Troisième paradoxe du secteur, l'industrie du bois fait la part belle aux résineux, sous l'influence des marchés développés par les pays du nord de l'Europe notamment. « Cela veut dire que les deux tiers de notre ressource ne sont pas valorisés » car la France compte 70 % de forêts de feuillus, souligne Catherine De Menthière.
Le bois de construction, l'avenir de la filière ?
Pour les experts, la France doit donc soutenir la production de bois d'œuvre de feuillus. Cela passera par le secteur de la construction, selon Gérard Deroubaix, directeur du pôle Environnement-Santé de l'institut technologique FCBA (Forêt, Cellulose, Bois-construction, Ameublement). « Depuis quelques années, le ministère du logement travaille à lever les contraintes réglementaires pour favoriser l'utilisation du bois dans le secteur. Mais il n'arrive pas à imposer un minimum de bois dans les nouveaux bâtiments face au lobby des autres acteurs de la construction », confie Gérard Deroubaix. Aujourd'hui, les matériaux de construction comptent 12% de bois, dont 40% vient directement des scieries françaises. Le secteur devra aussi mieux mobiliser la ressource en bois française. Plusieurs experts défendent pour cela des unités industrielles de taille moyenne à l'aval. « L'enjeu n'est pas la recherche d'économie d'échelle mais l'utilisation optimale des ressources du territoire », souligne Christophe Chauvin.
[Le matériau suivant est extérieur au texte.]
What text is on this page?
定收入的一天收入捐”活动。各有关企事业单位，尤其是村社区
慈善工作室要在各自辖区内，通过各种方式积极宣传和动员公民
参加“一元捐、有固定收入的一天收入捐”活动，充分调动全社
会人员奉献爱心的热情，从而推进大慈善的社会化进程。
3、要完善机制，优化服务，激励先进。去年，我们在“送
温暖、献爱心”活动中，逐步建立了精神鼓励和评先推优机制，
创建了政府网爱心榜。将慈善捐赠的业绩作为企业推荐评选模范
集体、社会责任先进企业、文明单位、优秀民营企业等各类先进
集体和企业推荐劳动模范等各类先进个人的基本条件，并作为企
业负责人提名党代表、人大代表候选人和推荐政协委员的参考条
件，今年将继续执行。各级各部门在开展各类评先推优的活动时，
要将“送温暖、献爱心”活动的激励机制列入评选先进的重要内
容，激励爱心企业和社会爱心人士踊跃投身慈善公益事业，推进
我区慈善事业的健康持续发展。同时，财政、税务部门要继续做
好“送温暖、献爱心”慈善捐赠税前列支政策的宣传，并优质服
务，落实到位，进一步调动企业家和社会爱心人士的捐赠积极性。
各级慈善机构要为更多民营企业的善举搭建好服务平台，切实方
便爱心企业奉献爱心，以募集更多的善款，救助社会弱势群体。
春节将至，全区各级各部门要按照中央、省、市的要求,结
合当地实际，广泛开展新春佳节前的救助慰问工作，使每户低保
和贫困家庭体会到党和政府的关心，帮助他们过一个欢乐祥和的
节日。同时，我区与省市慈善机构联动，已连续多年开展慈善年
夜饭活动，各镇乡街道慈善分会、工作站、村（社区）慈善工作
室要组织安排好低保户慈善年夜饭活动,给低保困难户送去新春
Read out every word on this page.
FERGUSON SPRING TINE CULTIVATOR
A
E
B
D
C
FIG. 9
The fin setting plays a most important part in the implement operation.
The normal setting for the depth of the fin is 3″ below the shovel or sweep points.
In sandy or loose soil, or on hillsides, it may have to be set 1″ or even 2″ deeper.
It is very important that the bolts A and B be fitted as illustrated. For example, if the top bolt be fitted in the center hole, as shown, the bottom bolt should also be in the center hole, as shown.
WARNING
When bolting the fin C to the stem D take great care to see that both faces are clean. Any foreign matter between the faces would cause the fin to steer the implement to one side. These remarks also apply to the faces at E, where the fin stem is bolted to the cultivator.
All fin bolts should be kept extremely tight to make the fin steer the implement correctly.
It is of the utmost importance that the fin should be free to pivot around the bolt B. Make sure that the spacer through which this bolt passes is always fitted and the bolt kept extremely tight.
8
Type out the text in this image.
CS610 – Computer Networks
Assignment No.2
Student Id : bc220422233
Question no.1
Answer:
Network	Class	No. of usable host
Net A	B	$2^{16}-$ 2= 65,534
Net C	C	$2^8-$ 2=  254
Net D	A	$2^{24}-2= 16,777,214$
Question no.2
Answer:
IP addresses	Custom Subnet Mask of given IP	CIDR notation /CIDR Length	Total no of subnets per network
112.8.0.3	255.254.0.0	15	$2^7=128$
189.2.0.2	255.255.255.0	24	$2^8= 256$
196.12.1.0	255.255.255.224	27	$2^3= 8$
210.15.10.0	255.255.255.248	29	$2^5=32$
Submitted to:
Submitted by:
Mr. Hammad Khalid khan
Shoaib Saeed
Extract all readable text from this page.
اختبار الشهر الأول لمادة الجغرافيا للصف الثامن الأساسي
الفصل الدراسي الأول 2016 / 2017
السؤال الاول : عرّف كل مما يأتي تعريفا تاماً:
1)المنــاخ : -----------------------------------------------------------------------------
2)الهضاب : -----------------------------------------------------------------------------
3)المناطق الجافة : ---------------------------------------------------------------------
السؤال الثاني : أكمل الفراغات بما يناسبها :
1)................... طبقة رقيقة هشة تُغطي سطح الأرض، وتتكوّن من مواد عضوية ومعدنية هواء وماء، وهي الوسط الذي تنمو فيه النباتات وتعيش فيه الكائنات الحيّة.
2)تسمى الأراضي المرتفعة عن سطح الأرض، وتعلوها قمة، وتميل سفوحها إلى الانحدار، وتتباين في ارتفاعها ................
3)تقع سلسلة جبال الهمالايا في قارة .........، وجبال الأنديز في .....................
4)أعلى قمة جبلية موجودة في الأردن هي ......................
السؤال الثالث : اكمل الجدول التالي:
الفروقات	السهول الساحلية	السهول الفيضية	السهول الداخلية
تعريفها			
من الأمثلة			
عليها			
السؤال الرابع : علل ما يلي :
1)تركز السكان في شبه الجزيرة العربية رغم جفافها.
La nouvelle loi d'Avenir pour l'Agriculture, l'Alimentation et la Forêt dont le titre V vient d'être adopté par l'Assemblée nationale doit justement permettre « d'accompagner une gestion plus durable de la forêt en même temps qu'une meilleure valorisation de la ressource en bois ». Elle consacre notamment le fonds stratégique de la forêt et du bois pour financer les projets d'investissement, de recherche, de développement et d'innovation, souligne le ministère de l'Agriculture.